Abgesehen von einer außergewöhnlichen künstlerischen Qualität und einer anthropologischen Tiefe der Figuren würdigte die katholische Signis-Jury “Los Domingos” für seine Offenheit für Gotteserfahrungen wie auch für den kritischen Blick auf eine mögliche Ideologisierung. “In diesem Sinne lädt Ruiz de Azúas Film durch Ehrlichkeit und Respekt für die Vielfalt menschlicher Erfahrungen zu einer fruchtbaren Reflexion und Debatte über den Glauben und die katholische Kirche ein”, hieß es in der Begründung.

Der Film erzählt die Geschichte der 17-jährigen Schülerin Ainara – einer intelligenten, idealistischen Jugendlichen. Auf ihrer katholischen Schule, im Kirchenchor und durch ihre Freundschaft zu einer Nonne entwickelt sie religiöse Gefühle. Als sie erklärt, nach dem Abitur nicht wie erwartet an die Universität, sondern in ein Kloster gehen zu wollen, stellt sie ihre Familie vor eine harte Probe.

Einfühlsam, subtil und ohne Effekthascherei macht die Regisseurin Konflikte sichtbar – zwischen Glaube und Zweifel, Freiheit und Erwartungen. Es geht um das Verständnis von Liebe, Religion und Familie. Ruiz de Azúa gelingt es, nicht in Schwarz-Weiß-Malerei zu verfallen, keinen moralischen Zeigefinger zu heben. Sie behandelt das Thema Berufung und Religion nicht dogmatisch, sondern als zutiefst persönlich.

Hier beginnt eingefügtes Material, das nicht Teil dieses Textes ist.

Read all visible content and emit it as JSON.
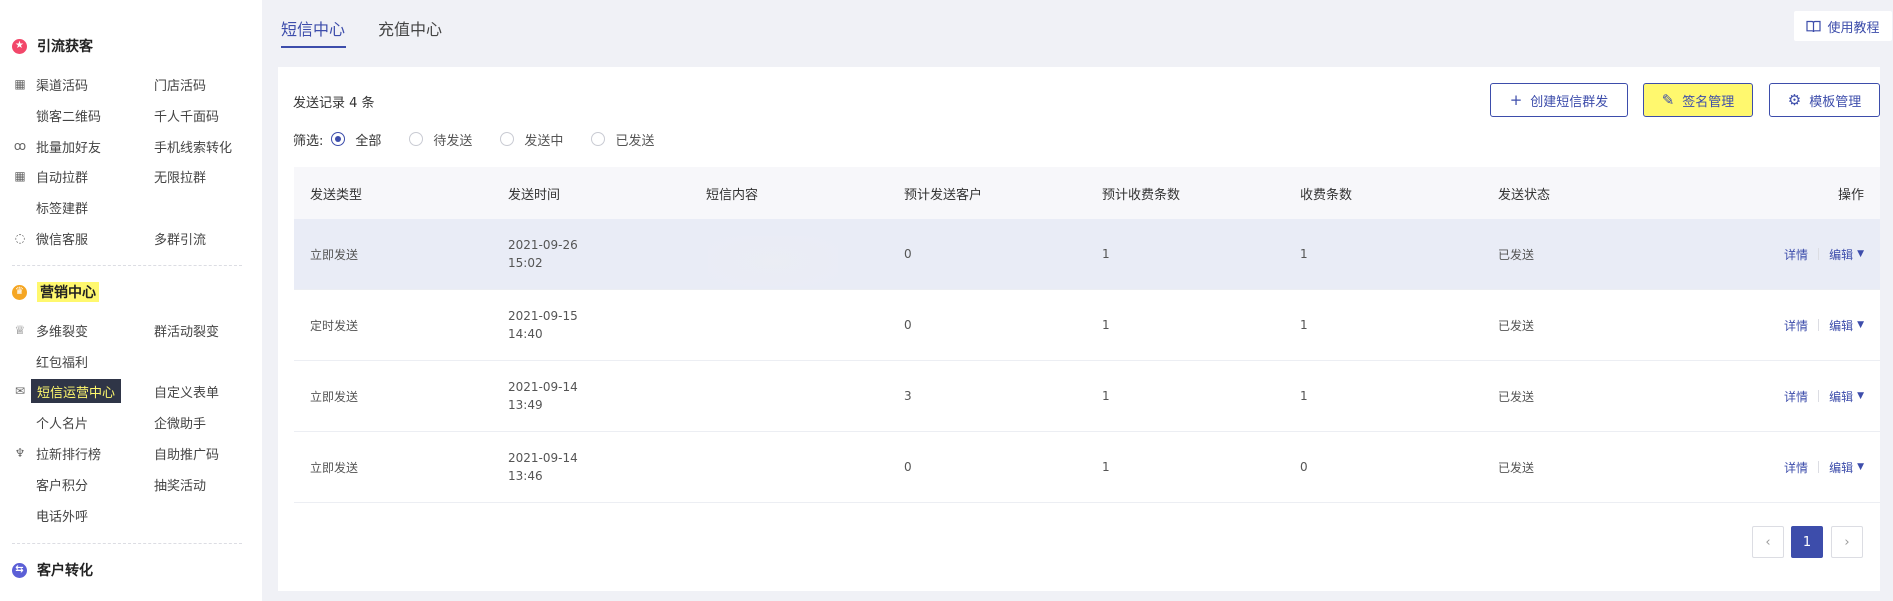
{
  "sidebar": {
    "sections": [
      {
        "title": "引流获客",
        "color": "#f2476a",
        "icon": "badge-icon"
      },
      {
        "title": "营销中心",
        "color": "#f5a623",
        "icon": "trophy-icon"
      },
      {
        "title": "客户转化",
        "color": "#5b5fd6",
        "icon": "swap-icon"
      }
    ],
    "items": [
      "渠道活码",
      "门店活码",
      "锁客二维码",
      "千人千面码",
      "批量加好友",
      "手机线索转化",
      "自动拉群",
      "无限拉群",
      "标签建群",
      "微信客服",
      "多群引流",
      "多维裂变",
      "群活动裂变",
      "红包福利",
      "短信运营中心",
      "自定义表单",
      "个人名片",
      "企微助手",
      "拉新排行榜",
      "自助推广码",
      "客户积分",
      "抽奖活动",
      "电话外呼"
    ]
  },
  "tabs": [
    {
      "label": "短信中心",
      "active": true
    },
    {
      "label": "充值中心",
      "active": false
    }
  ],
  "help": {
    "label": "使用教程"
  },
  "main": {
    "record_prefix": "发送记录",
    "record_count": "4 条",
    "filter": {
      "label": "筛选:",
      "options": [
        "全部",
        "待发送",
        "发送中",
        "已发送"
      ],
      "selected": "全部"
    },
    "buttons": {
      "create": "创建短信群发",
      "signature": "签名管理",
      "template": "模板管理"
    }
  },
  "table": {
    "headers": [
      "发送类型",
      "发送时间",
      "短信内容",
      "预计发送客户",
      "预计收费条数",
      "收费条数",
      "发送状态",
      "操作"
    ],
    "rows": [
      {
        "type": "立即发送",
        "date": "2021-09-26",
        "time": "15:02",
        "content": "",
        "est_customers": "0",
        "est_charge": "1",
        "charge": "1",
        "status": "已发送"
      },
      {
        "type": "定时发送",
        "date": "2021-09-15",
        "time": "14:40",
        "content": "",
        "est_customers": "0",
        "est_charge": "1",
        "charge": "1",
        "status": "已发送"
      },
      {
        "type": "立即发送",
        "date": "2021-09-14",
        "time": "13:49",
        "content": "",
        "est_customers": "3",
        "est_charge": "1",
        "charge": "1",
        "status": "已发送"
      },
      {
        "type": "立即发送",
        "date": "2021-09-14",
        "time": "13:46",
        "content": "",
        "est_customers": "0",
        "est_charge": "1",
        "charge": "0",
        "status": "已发送"
      }
    ],
    "actions": {
      "detail": "详情",
      "edit": "编辑"
    }
  },
  "pagination": {
    "current": "1",
    "prev": "‹",
    "next": "›"
  },
  "colors": {
    "accent": "#3d4dab",
    "highlight": "#fff86e",
    "sidebar_active_bg": "#2f3547"
  }
}
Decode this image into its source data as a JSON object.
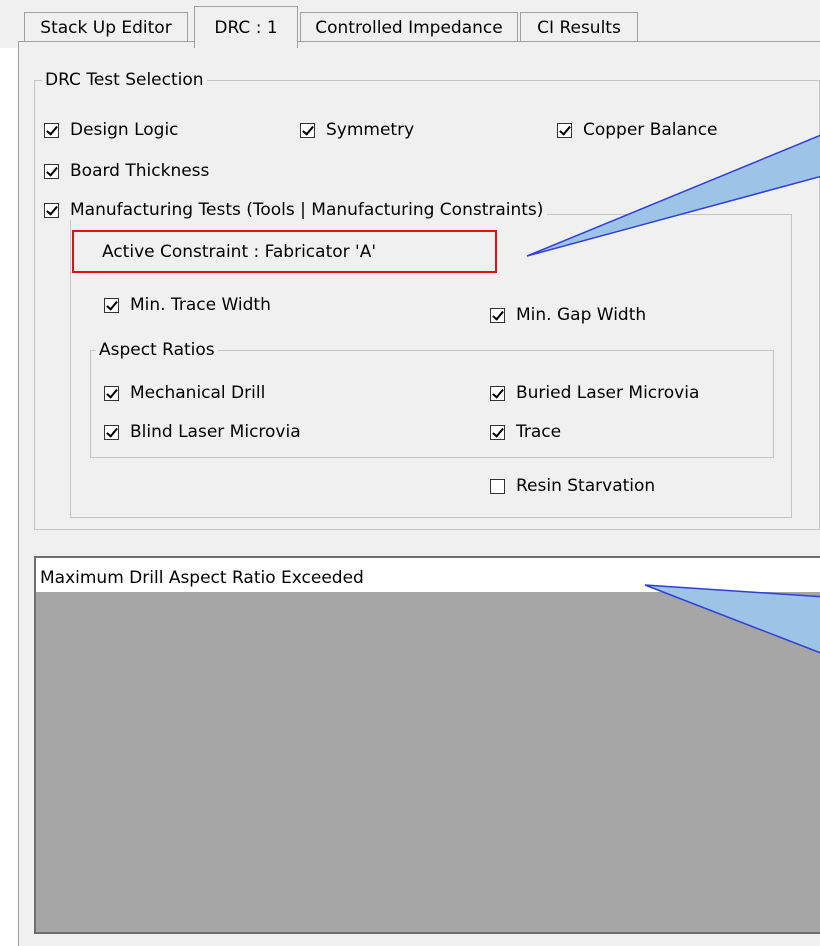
{
  "tabs": [
    {
      "label": "Stack Up Editor"
    },
    {
      "label": "DRC : 1"
    },
    {
      "label": "Controlled Impedance"
    },
    {
      "label": "CI Results"
    }
  ],
  "drc_group": {
    "title": "DRC Test Selection",
    "design_logic": {
      "label": "Design Logic",
      "checked": true
    },
    "symmetry": {
      "label": "Symmetry",
      "checked": true
    },
    "copper_balance": {
      "label": "Copper Balance",
      "checked": true
    },
    "board_thickness": {
      "label": "Board Thickness",
      "checked": true
    },
    "manufacturing_tests": {
      "label": "Manufacturing Tests (Tools | Manufacturing Constraints)",
      "checked": true
    }
  },
  "manufacturing": {
    "active_constraint": "Active Constraint : Fabricator 'A'",
    "min_trace_width": {
      "label": "Min. Trace Width",
      "checked": true
    },
    "min_gap_width": {
      "label": "Min. Gap Width",
      "checked": true
    },
    "resin_starvation": {
      "label": "Resin Starvation",
      "checked": false
    }
  },
  "aspect_ratios": {
    "title": "Aspect Ratios",
    "mechanical_drill": {
      "label": "Mechanical Drill",
      "checked": true
    },
    "buried_laser_microvia": {
      "label": "Buried Laser Microvia",
      "checked": true
    },
    "blind_laser_microvia": {
      "label": "Blind Laser Microvia",
      "checked": true
    },
    "trace": {
      "label": "Trace",
      "checked": true
    }
  },
  "results": {
    "items": [
      "Maximum Drill Aspect Ratio Exceeded"
    ]
  },
  "colors": {
    "highlight_border": "#e01010",
    "callout_fill": "#9dc3e6",
    "callout_stroke": "#2f3fd8"
  }
}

Die “Silberne Muschel” für die beste schauspielerische Leistung vergab die Jury an die chinesische Darstellerin Zhao Xiaohong und an den Spanier José Ramón Soroiz. Er spielt in “Maspalomas” den Ehemann Vicente, der Frau und Tochter verließ, um spät in seinem Leben seine stets unterdrückte Homosexualität zu leben. Die beiden Regisseure Aitor Arregi und José Mari Goenaga behandeln dabei mutig Themen wie Homosexualität im Alter, Identität und Verlust von Freiheit.

Nicht weniger eindrücklich die Leistung von Zhao Xiaohong, die als Laiendarstellerin ihre eigene Geschichte spielt: Zhao war zehn Jahre im Gefängnis, nachdem sie ihren gewalttätigen Ehemann in Notwehr getötet hatte. Der chinesische Dokumentarfilmer Qin Xiaoyu erzählt in seinem ersten Spielfilm “Her Heart Beats in its Cage” ihre Geschichte zwischen sozialem Stigma und der Entfremdung in der Familie.

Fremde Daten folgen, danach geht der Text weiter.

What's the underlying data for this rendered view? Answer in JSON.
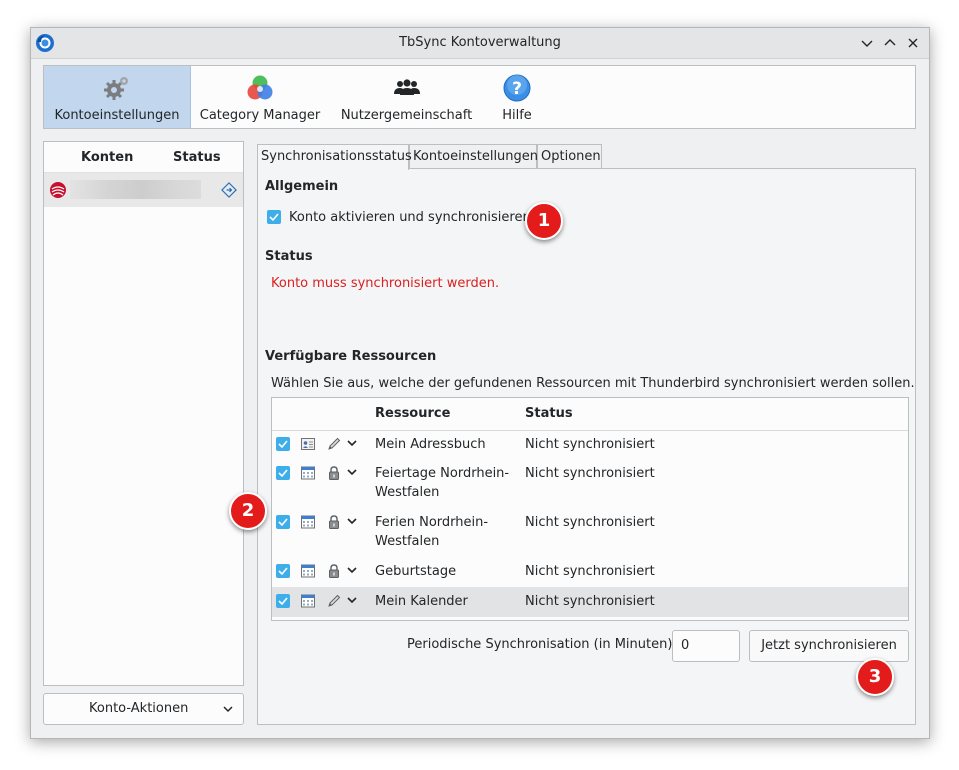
{
  "window": {
    "title": "TbSync Kontoverwaltung"
  },
  "toolbar": {
    "items": [
      {
        "label": "Kontoeinstellungen",
        "icon": "gears-icon"
      },
      {
        "label": "Category Manager",
        "icon": "category-manager-icon"
      },
      {
        "label": "Nutzergemeinschaft",
        "icon": "community-icon"
      },
      {
        "label": "Hilfe",
        "icon": "help-icon"
      }
    ]
  },
  "accounts": {
    "headers": {
      "name": "Konten",
      "status": "Status"
    },
    "actions_label": "Konto-Aktionen"
  },
  "tabs": [
    "Synchronisationsstatus",
    "Kontoeinstellungen",
    "Optionen"
  ],
  "general": {
    "heading": "Allgemein",
    "enable_label": "Konto aktivieren und synchronisieren"
  },
  "status": {
    "heading": "Status",
    "message": "Konto muss synchronisiert werden."
  },
  "resources": {
    "heading": "Verfügbare Ressourcen",
    "description": "Wählen Sie aus, welche der gefundenen Ressourcen mit Thunderbird synchronisiert werden sollen.",
    "headers": {
      "resource": "Ressource",
      "status": "Status"
    },
    "rows": [
      {
        "name_line1": "Mein Adressbuch",
        "name_line2": "",
        "status": "Nicht synchronisiert",
        "type_icon": "addressbook-icon",
        "access_icon": "pencil-icon"
      },
      {
        "name_line1": "Feiertage Nordrhein-",
        "name_line2": "Westfalen",
        "status": "Nicht synchronisiert",
        "type_icon": "calendar-icon",
        "access_icon": "lock-icon"
      },
      {
        "name_line1": "Ferien Nordrhein-",
        "name_line2": "Westfalen",
        "status": "Nicht synchronisiert",
        "type_icon": "calendar-icon",
        "access_icon": "lock-icon"
      },
      {
        "name_line1": "Geburtstage",
        "name_line2": "",
        "status": "Nicht synchronisiert",
        "type_icon": "calendar-icon",
        "access_icon": "lock-icon"
      },
      {
        "name_line1": "Mein Kalender",
        "name_line2": "",
        "status": "Nicht synchronisiert",
        "type_icon": "calendar-icon",
        "access_icon": "pencil-icon"
      }
    ]
  },
  "periodic": {
    "label": "Periodische Synchronisation (in Minuten)",
    "value": "0"
  },
  "sync_button": "Jetzt synchronisieren",
  "badges": [
    "1",
    "2",
    "3"
  ],
  "colors": {
    "accent": "#3daee9",
    "selection": "#c2d7ee",
    "error": "#da2021",
    "badge": "#e41b1b"
  }
}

Der begehrte Jury-Sonderpreis ging an den spanischen Filmemacher José Luis Guerín für seinen beeindruckenden wie schlichten Dokumentarfilm “Historias del buen valle”, der zärtlich und respektvoll die Einwohner von Vallbona porträtiert, einer ärmlichen Schlafstadt vor den Toren Barcelonas – es geht um Migration, Gentrifizierung, soziale Fragmentierung.

Der beliebte Publikumspreis wurde an “The Voice of Hind Rajab” verliehen. Das Drama der tunesischen Regisseurin Kaouther Ben Hania erzählt die wahre Geschichte von Hind Rajab. Das fünfjährige Mädchen war im Gazastreifen fast einen ganzen Tag verletzt neben ihren toten Familienangehörigen im Auto eingesperrt, das am 29. Januar 2024 von einem israelischen Panzer beschossen worden war.

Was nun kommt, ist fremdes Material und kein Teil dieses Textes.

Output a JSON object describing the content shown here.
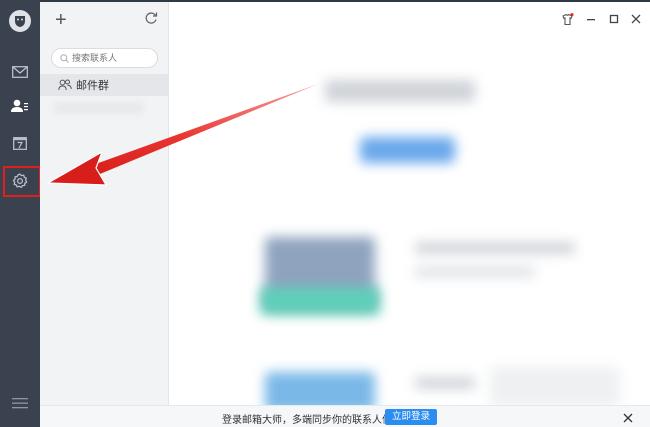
{
  "contacts": {
    "search_placeholder": "搜索联系人",
    "group_label": "邮件群"
  },
  "bottom_bar": {
    "message": "登录邮箱大师，多端同步你的联系人信息",
    "login_button": "立即登录"
  },
  "colors": {
    "rail": "#3a4250",
    "highlight_box": "#e0201c",
    "accent": "#2d8cf0",
    "arrow": "#e0201c"
  },
  "icons": [
    "logo-icon",
    "mail-icon",
    "contacts-icon",
    "calendar-icon",
    "settings-icon",
    "menu-icon",
    "add-icon",
    "refresh-icon",
    "search-icon",
    "group-icon",
    "skin-icon",
    "minimize-icon",
    "maximize-icon",
    "close-icon"
  ]
}
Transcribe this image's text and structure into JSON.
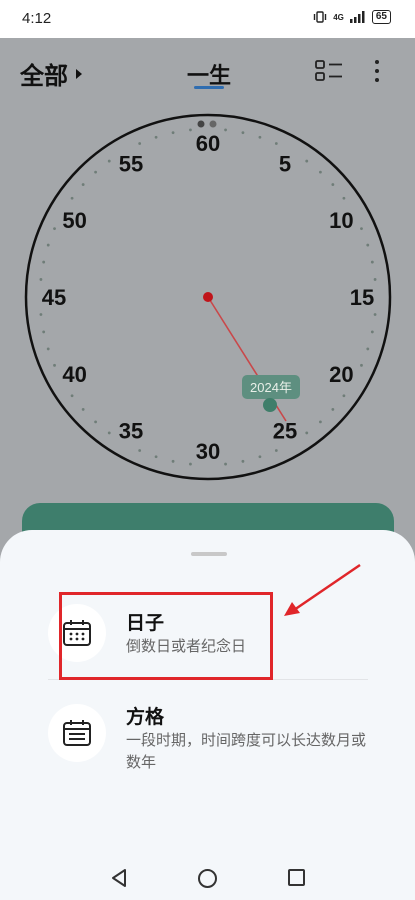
{
  "status_bar": {
    "time": "4:12",
    "signal": "4G",
    "battery": "65"
  },
  "top_bar": {
    "filter_label": "全部",
    "mode_label": "一生"
  },
  "dial": {
    "labels": [
      "60",
      "5",
      "10",
      "15",
      "20",
      "25",
      "30",
      "35",
      "40",
      "45",
      "50",
      "55"
    ],
    "current_year_badge": "2024年"
  },
  "sheet": {
    "options": [
      {
        "title": "日子",
        "description": "倒数日或者纪念日"
      },
      {
        "title": "方格",
        "description": "一段时期，时间跨度可以长达数月或数年"
      }
    ]
  },
  "colors": {
    "accent_green": "#3e7e6c",
    "highlight_red": "#e0262a",
    "tab_underline": "#2f6db0"
  }
}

Helfer in der Notrufzentrale des Roten Halbmonds sprachen dem Mädchen telefonisch Mut zu, bis israelische Behörden nach langen Verhandlungen endlich grünes Licht für eine Rettungsambulanz gaben. Doch auch dieses Fahrzeug wird beim Einsatz von einem Panzer zerstört. Um 19.30 Uhr verstummt Rajabs Stimme. Der Dialog und ihr Flehen nach Hilfe in der Aufzeichnung der Notrufzentrale sind erschütternd.

Praktisch sämtliche Preisträger trugen auf der Gala am Samstagabend Anstecker mit der Aufschrift “Stoppt den Genozid”. Viele forderten ein “freies Palästina” und “Frieden”. Unterdessen demonstrierten Tausende Menschen vor dem Kursaal am Roten Teppich mit Palästina-Flaggen für einen Boykott Israels und warfen der Regierung einen Völkermord in Gaza vor.